Gelmesin kimse,tek kişilik yalnızlık yaşadığım anaforlarda.Kimseler meteor çukuru oluşturmasın derin bir kuyudayım.Öyle ki taş atsa ses çıkmaz,aşk çıkar. Yusuf’un atıldığı yere saklıyorum düş artığı yalnızlığımı.
Ölümsüzlük güzelliği çökmüş üzerine ya arkana bakmadan git huzur şafağına.Ki bir bülbül sana öter, bir yuva yaparsınız ahlarımdan,ahdlarımdan.
Kalışlarında çıkardığın hangi isyan tahtımı bahtınla devirir bilmiyorum.
Şerefi uzak sarayların tuzaklarında yasaklar içilerek yaşanılan çinili bir sevme duvarının dibindeyim.

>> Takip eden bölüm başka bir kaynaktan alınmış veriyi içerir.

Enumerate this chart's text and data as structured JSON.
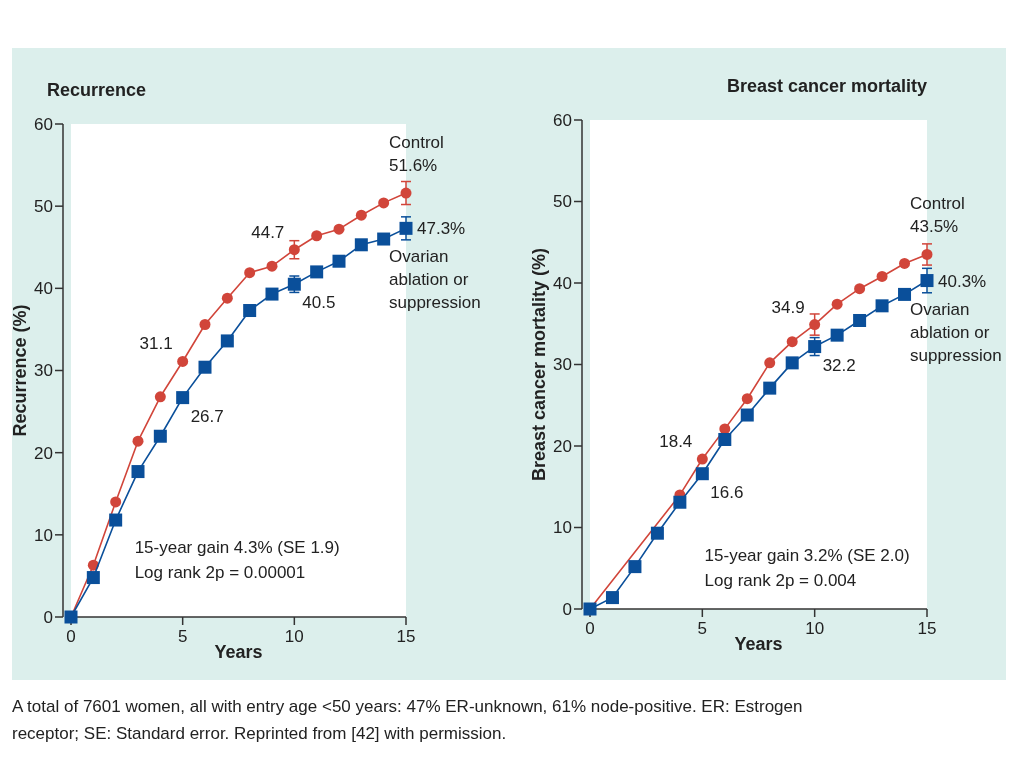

Taş bas bağrına dikenli güller ek kanasın tepelerim.En tepede taş atma taşlamış kalbime.Safran kesilmiş kaflarımdan masalın yeni başlıyor,sen perisin, perilikten cinliğe geçme sakın.
Sözün ağıtında Alp Er Tunga ıngalar bebek halimi.Sen bırak gözyaşlarını yaramın üstüne.
Bir aşk kadar zehirli,bir orospu kadar güzel.
Zina yatakları kadar akıcı,terkedilişler kadar hüzünlü.
Sabah serinlikleri; yeni bir aşkın haberlerini getiren
eski yunan ilahelerinin bağbozumu rengi solukları kadar ürpertici.
Öğlen güneşleri; üzüm salkımları kadar sıcak.